File metadata and controls

76 lines (60 loc) · 2 KB

VCF to TSV

After running the SnpEff annotation, we will obtain a VCF file corresponding to our input. To facilitate downstream processing, we convert it to a TSV format using bcftools. During this conversion, the TAG used as the key is extracted along with the ANN field; you may optionally exclude the LOF and NMD columns as needed.

Use bcftools v1.18:

bcftools query -f '%CHROM\t%POS\t%REF\t%ALT\t%TAG\t%ANN\t%LOF\t%NMD\n' /your/snpeff/output/snpeff.vcf > /your/snpeff/output/snpeff.tsv

Processing snpeff.tsv

We’ll use the R tidyverse package for processing:

library(tidyverse)

tsv_ann <- read_tsv(
  "/your/snpeff/output/snpeff.tsv",
  col_names = c("chr", "start", "ref", "alt", "key", "ANN", "LOF", "NMD")
)

tsv_ann_sep1 <- tsv_ann %>%
  separate_rows(ANN, sep = ",")

tsv_ann_sep2 <- tsv_ann_sep1 %>%
  separate(
    ANN,
    c(
      "Allele",
      "Annotation",
      "Annotation_Impact",
      "Gene_Name",
      "Gene_ID",
      "Feature_Type",
      "Feature_ID",
      "Transcript_BioType",
      "Rank",
      "HGVSc",
      "HGVSp",
      "cDNA",
      "CDS",
      "AA",
      "Distance",
      "INFO"
    ),
    sep = "\\|", remove = TRUE, convert = FALSE
  )

# Replace empty strings with a dot

tsv_ann_sep2[tsv_ann_sep2 == ""] <- "."

tsv_ann_sep3 <- tsv_ann_sep2 %>%
  select(
    key, chr, start, ref, alt,
    Gene_Name, Gene_ID, Annotation, Annotation_Impact,
    Feature_ID, Feature_Type, Transcript_BioType,
    Rank, cDNA, CDS, AA, Distance,
    HGVSc, HGVSp,
    LOF, NMD
  ) %>%
  mutate(NM = str_extract(Feature_ID, '[^\\.]+'))

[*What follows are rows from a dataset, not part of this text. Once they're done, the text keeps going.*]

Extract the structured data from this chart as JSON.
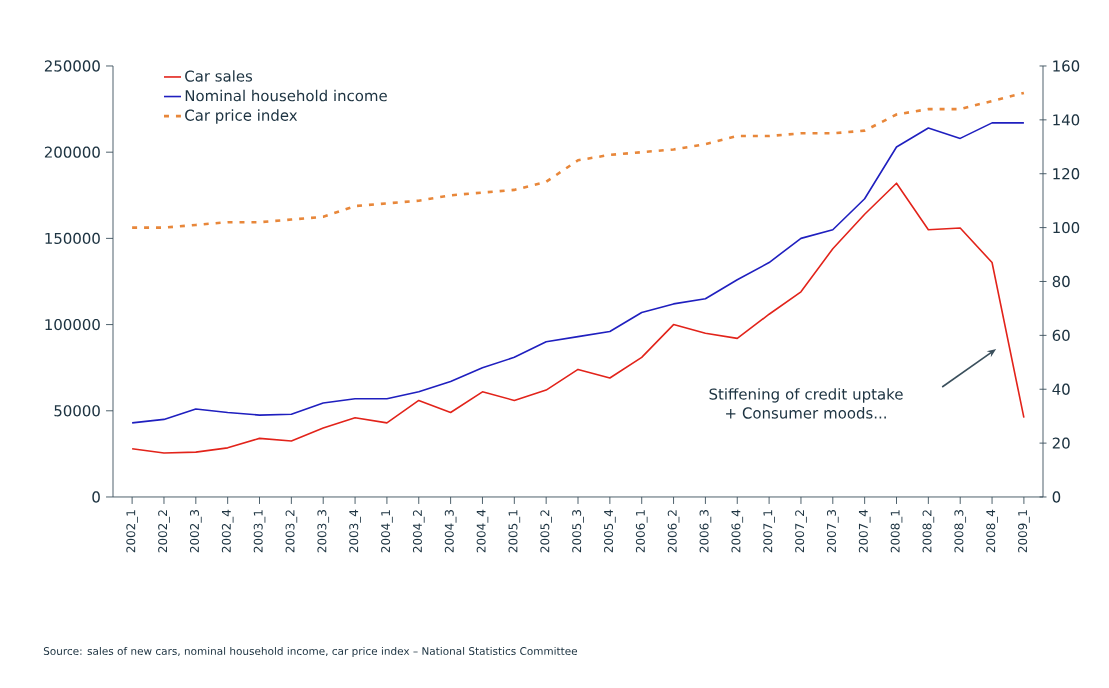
{
  "chart_data": {
    "type": "line",
    "categories": [
      "2002_1",
      "2002_2",
      "2002_3",
      "2002_4",
      "2003_1",
      "2003_2",
      "2003_3",
      "2003_4",
      "2004_1",
      "2004_2",
      "2004_3",
      "2004_4",
      "2005_1",
      "2005_2",
      "2005_3",
      "2005_4",
      "2006_1",
      "2006_2",
      "2006_3",
      "2006_4",
      "2007_1",
      "2007_2",
      "2007_3",
      "2007_4",
      "2008_1",
      "2008_2",
      "2008_3",
      "2008_4",
      "2009_1"
    ],
    "series": [
      {
        "name": "Car sales",
        "color": "#e2231a",
        "line_style": "solid",
        "values": [
          28000,
          25500,
          26000,
          28500,
          34000,
          32500,
          40000,
          46000,
          43000,
          56000,
          49000,
          61000,
          56000,
          62000,
          74000,
          69000,
          81000,
          100000,
          95000,
          92000,
          106000,
          119000,
          144000,
          164000,
          182000,
          155000,
          156000,
          136000,
          46000
        ]
      },
      {
        "name": "Nominal household income",
        "color": "#1f1fbf",
        "line_style": "solid",
        "values": [
          43000,
          45000,
          51000,
          49000,
          47500,
          48000,
          54500,
          57000,
          57000,
          61000,
          67000,
          75000,
          81000,
          90000,
          93000,
          96000,
          107000,
          112000,
          115000,
          126000,
          136000,
          150000,
          155000,
          173000,
          203000,
          214000,
          208000,
          217000,
          217000
        ]
      },
      {
        "name": "Car price index",
        "color": "#e8873a",
        "line_style": "dashed",
        "axis": "y2",
        "values": [
          100,
          100,
          101,
          102,
          102,
          103,
          104,
          108,
          109,
          110,
          112,
          113,
          114,
          117,
          125,
          127,
          128,
          129,
          131,
          134,
          134,
          135,
          135,
          136,
          142,
          144,
          144,
          147,
          150
        ]
      }
    ],
    "ylim": [
      0,
      250000
    ],
    "yticks": [
      0,
      50000,
      100000,
      150000,
      200000,
      250000
    ],
    "y2lim": [
      0,
      160
    ],
    "y2ticks": [
      0,
      20,
      40,
      60,
      80,
      100,
      120,
      140,
      160
    ],
    "legend": "top left",
    "annotations": [
      "Stiffening of credit uptake + Consumer moods...",
      "Source: sales of new cars, nominal household income, car price index – National Statistics Committee"
    ]
  }
}
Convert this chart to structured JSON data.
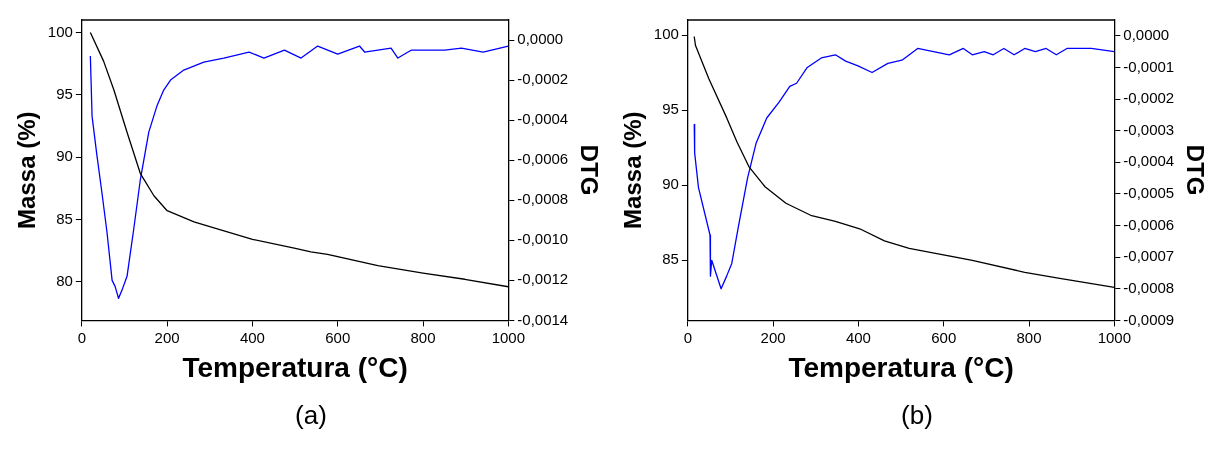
{
  "chart_data": [
    {
      "type": "line",
      "xlabel": "Temperatura (°C)",
      "ylabel": "Massa (%)",
      "y2label": "DTG",
      "annotations": [
        "(a)"
      ],
      "xlim": [
        0,
        1000
      ],
      "xticks": [
        0,
        200,
        400,
        600,
        800,
        1000
      ],
      "ylim": [
        76.9,
        101
      ],
      "yticks": [
        80,
        85,
        90,
        95,
        100
      ],
      "y2lim": [
        -0.0014,
        0.0001
      ],
      "y2ticks": [
        {
          "value": 0,
          "label": "0,0000"
        },
        {
          "value": -0.0002,
          "label": "-0,0002"
        },
        {
          "value": -0.0004,
          "label": "-0,0004"
        },
        {
          "value": -0.0006,
          "label": "-0,0006"
        },
        {
          "value": -0.0008,
          "label": "-0,0008"
        },
        {
          "value": -0.001,
          "label": "-0,0010"
        },
        {
          "value": -0.0012,
          "label": "-0,0012"
        },
        {
          "value": -0.0014,
          "label": "-0,0014"
        }
      ],
      "grid": false,
      "legend": false,
      "marker": "none",
      "line_style": "solid",
      "series": [
        {
          "color": "#000000",
          "x": [
            20,
            51,
            75,
            106,
            137,
            169,
            200,
            263,
            302,
            400,
            498,
            537,
            576,
            694,
            800,
            898,
            1000
          ],
          "values": [
            100.0,
            97.7,
            95.4,
            92.0,
            88.7,
            86.9,
            85.7,
            84.8,
            84.4,
            83.4,
            82.7,
            82.4,
            82.2,
            81.3,
            80.7,
            80.2,
            79.6
          ]
        },
        {
          "color": "#0000ff",
          "axis": "y2",
          "x": [
            20,
            24,
            35,
            47,
            59,
            71,
            78,
            86,
            94,
            106,
            122,
            137,
            157,
            176,
            192,
            208,
            239,
            286,
            333,
            392,
            427,
            475,
            514,
            553,
            600,
            651,
            663,
            725,
            741,
            773,
            851,
            890,
            941,
            1000
          ],
          "values": [
            -8e-05,
            -0.00038,
            -0.00057,
            -0.00076,
            -0.00096,
            -0.0012,
            -0.00123,
            -0.00129,
            -0.00125,
            -0.00118,
            -0.00094,
            -0.0007,
            -0.00046,
            -0.00033,
            -0.00025,
            -0.0002,
            -0.00015,
            -0.00011,
            -9e-05,
            -6e-05,
            -9e-05,
            -5e-05,
            -9e-05,
            -3e-05,
            -7e-05,
            -3e-05,
            -6e-05,
            -4e-05,
            -9e-05,
            -5e-05,
            -5e-05,
            -4e-05,
            -6e-05,
            -3e-05
          ]
        }
      ]
    },
    {
      "type": "line",
      "xlabel": "Temperatura (°C)",
      "ylabel": "Massa (%)",
      "y2label": "DTG",
      "annotations": [
        "(b)"
      ],
      "xlim": [
        0,
        1000
      ],
      "xticks": [
        0,
        200,
        400,
        600,
        800,
        1000
      ],
      "ylim": [
        81,
        101
      ],
      "yticks": [
        85,
        90,
        95,
        100
      ],
      "y2lim": [
        -0.0009,
        5e-05
      ],
      "y2ticks": [
        {
          "value": 0,
          "label": "0,0000"
        },
        {
          "value": -0.0001,
          "label": "-0,0001"
        },
        {
          "value": -0.0002,
          "label": "-0,0002"
        },
        {
          "value": -0.0003,
          "label": "-0,0003"
        },
        {
          "value": -0.0004,
          "label": "-0,0004"
        },
        {
          "value": -0.0005,
          "label": "-0,0005"
        },
        {
          "value": -0.0006,
          "label": "-0,0006"
        },
        {
          "value": -0.0007,
          "label": "-0,0007"
        },
        {
          "value": -0.0008,
          "label": "-0,0008"
        },
        {
          "value": -0.0009,
          "label": "-0,0009"
        }
      ],
      "grid": false,
      "legend": false,
      "marker": "none",
      "line_style": "solid",
      "series": [
        {
          "color": "#000000",
          "x": [
            15,
            18,
            49,
            91,
            115,
            144,
            181,
            230,
            288,
            346,
            403,
            461,
            519,
            593,
            667,
            790,
            872,
            1000
          ],
          "values": [
            99.9,
            99.3,
            97.1,
            94.5,
            92.9,
            91.2,
            89.9,
            88.8,
            88.0,
            87.6,
            87.1,
            86.3,
            85.8,
            85.4,
            85.0,
            84.2,
            83.8,
            83.2
          ]
        },
        {
          "color": "#0000ff",
          "axis": "y2",
          "x": [
            15,
            16,
            25,
            52,
            53,
            56,
            78,
            91,
            103,
            119,
            140,
            160,
            185,
            214,
            239,
            255,
            280,
            313,
            346,
            370,
            399,
            432,
            469,
            502,
            539,
            576,
            613,
            646,
            667,
            695,
            716,
            741,
            765,
            790,
            815,
            840,
            864,
            889,
            946,
            1000
          ],
          "values": [
            -0.00028,
            -0.00037,
            -0.00048,
            -0.00063,
            -0.00076,
            -0.00071,
            -0.0008,
            -0.00076,
            -0.00072,
            -0.0006,
            -0.00045,
            -0.00034,
            -0.00026,
            -0.00021,
            -0.00016,
            -0.00015,
            -0.0001,
            -7e-05,
            -6e-05,
            -8e-05,
            -9.5e-05,
            -0.000116,
            -8.7e-05,
            -7.7e-05,
            -4e-05,
            -5e-05,
            -6e-05,
            -4e-05,
            -6e-05,
            -5e-05,
            -6e-05,
            -4e-05,
            -6e-05,
            -4e-05,
            -5e-05,
            -4e-05,
            -6e-05,
            -4e-05,
            -4e-05,
            -5e-05
          ]
        }
      ]
    }
  ]
}
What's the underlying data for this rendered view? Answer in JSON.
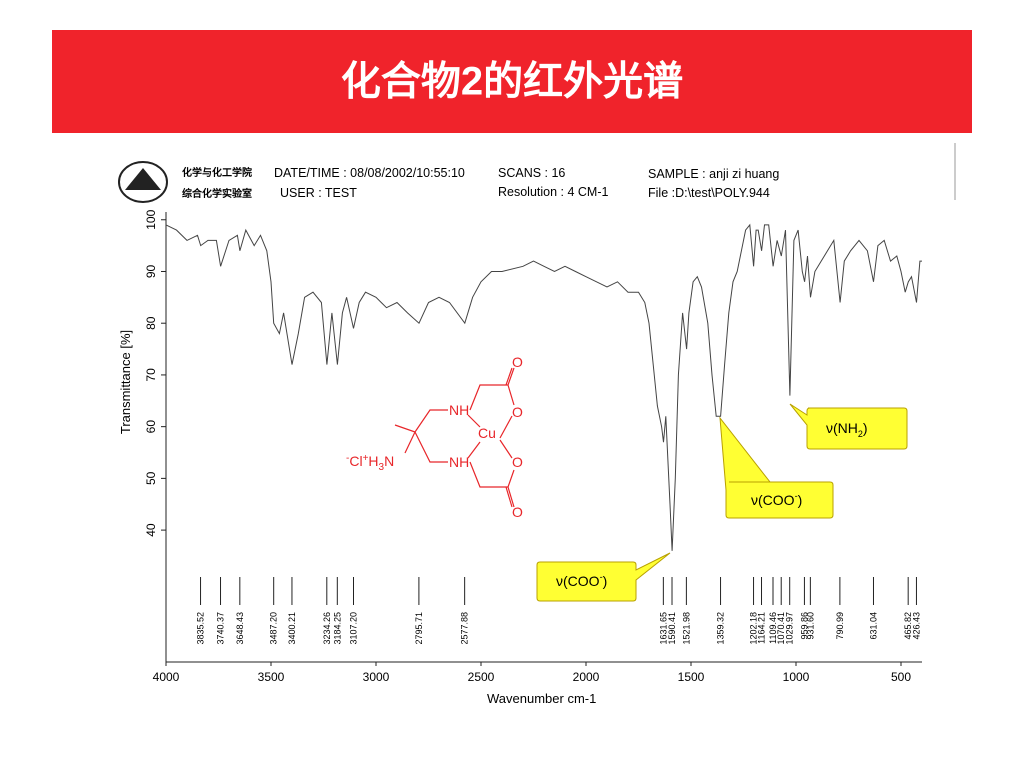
{
  "title": "化合物2的红外光谱",
  "header": {
    "institute": [
      "化学与化工学院",
      "综合化学实验室"
    ],
    "datetime": "DATE/TIME : 08/08/2002/10:55:10",
    "user": "USER : TEST",
    "scans": "SCANS : 16",
    "resolution": "Resolution : 4 CM-1",
    "sample": "SAMPLE : anji zi huang",
    "file": "File :D:\\test\\POLY.944"
  },
  "structure": {
    "labels": [
      "O",
      "NH",
      "O",
      "Cu",
      "NH",
      "O",
      "O"
    ],
    "salt": [
      "-",
      "Cl",
      "+",
      "H",
      "3",
      "N"
    ]
  },
  "callouts": [
    {
      "parts": [
        "ν(NH",
        "2",
        ")"
      ]
    },
    {
      "parts": [
        "ν(COO",
        "-",
        ")"
      ]
    },
    {
      "parts": [
        "ν(COO",
        "-",
        ")"
      ]
    }
  ],
  "chart_data": {
    "type": "line",
    "color": "#444444",
    "xlabel": "Wavenumber cm-1",
    "ylabel": "Transmittance [%]",
    "xlim": [
      4000,
      400
    ],
    "ylim": [
      14.5,
      101.5
    ],
    "xticks": [
      4000,
      3500,
      3000,
      2500,
      2000,
      1500,
      1000,
      500
    ],
    "yticks": [
      40,
      50,
      60,
      70,
      80,
      90,
      100
    ],
    "x": [
      4000,
      3950,
      3900,
      3850,
      3835,
      3800,
      3760,
      3740,
      3700,
      3660,
      3648,
      3620,
      3580,
      3550,
      3520,
      3500,
      3487,
      3460,
      3440,
      3400,
      3370,
      3340,
      3300,
      3260,
      3234,
      3210,
      3184,
      3160,
      3140,
      3107,
      3080,
      3050,
      3000,
      2950,
      2900,
      2850,
      2795,
      2750,
      2700,
      2650,
      2577,
      2540,
      2500,
      2450,
      2400,
      2300,
      2250,
      2200,
      2150,
      2100,
      2050,
      2000,
      1950,
      1900,
      1850,
      1800,
      1750,
      1720,
      1700,
      1680,
      1660,
      1640,
      1631,
      1620,
      1600,
      1590,
      1575,
      1560,
      1540,
      1521,
      1510,
      1490,
      1470,
      1450,
      1420,
      1400,
      1380,
      1359,
      1340,
      1320,
      1300,
      1280,
      1260,
      1240,
      1220,
      1202,
      1190,
      1180,
      1164,
      1150,
      1130,
      1109,
      1090,
      1070,
      1050,
      1029,
      1010,
      990,
      970,
      959,
      945,
      931,
      910,
      880,
      850,
      820,
      790,
      770,
      740,
      700,
      660,
      631,
      610,
      580,
      550,
      520,
      500,
      480,
      465,
      450,
      426,
      410,
      400
    ],
    "values": [
      99,
      98,
      96,
      97,
      95,
      96,
      96,
      91,
      96,
      97,
      94,
      98,
      95,
      97,
      94,
      88,
      80,
      78,
      82,
      72,
      78,
      85,
      86,
      84,
      72,
      82,
      72,
      82,
      85,
      79,
      84,
      86,
      85,
      83,
      84,
      82,
      80,
      84,
      85,
      84,
      80,
      85,
      88,
      90,
      90,
      91,
      92,
      91,
      90,
      91,
      90,
      89,
      88,
      87,
      88,
      86,
      86,
      84,
      80,
      72,
      64,
      60,
      57,
      62,
      45,
      36,
      50,
      70,
      82,
      75,
      82,
      88,
      89,
      87,
      80,
      70,
      62,
      62,
      72,
      82,
      88,
      90,
      94,
      98,
      99,
      91,
      98,
      98,
      94,
      99,
      99,
      91,
      96,
      93,
      98,
      66,
      96,
      98,
      90,
      88,
      93,
      85,
      90,
      92,
      94,
      96,
      84,
      92,
      94,
      96,
      94,
      88,
      95,
      96,
      92,
      93,
      90,
      86,
      88,
      89,
      84,
      92,
      92
    ],
    "peaks": [
      3835.52,
      3740.37,
      3648.43,
      {
        "value": 3487.2,
        "label": "3487.20"
      },
      3400.21,
      3234.26,
      3184.25,
      {
        "value": 3107.2,
        "label": "3107.20"
      },
      2795.71,
      2577.88,
      1631.65,
      1590.41,
      1521.98,
      1359.32,
      1202.18,
      1164.21,
      1109.46,
      1070.41,
      1029.97,
      959.86,
      {
        "value": 931.6,
        "label": "931.60"
      },
      790.99,
      631.04,
      465.82,
      426.43
    ]
  }
}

rm(tsv_ann, tsv_ann_sep1, tsv_ann_sep2)

Retain Valid RefSeq Transcripts

df_ClinVar_GRCh38_snpeff_refseq <- tsv_ann_sep3 %>%
  filter(str_detect(Feature_ID, '^N\\w_[0-9]+\\.[0-9]+'))

rm(tsv_ann_sep3)

Note: The processed df_ClinVar_GRCh38_snpeff_refseq can be used to compare against the curated ClinVar TSV files by joining on the key field. The same approach applies to other annotator post-processing outputs.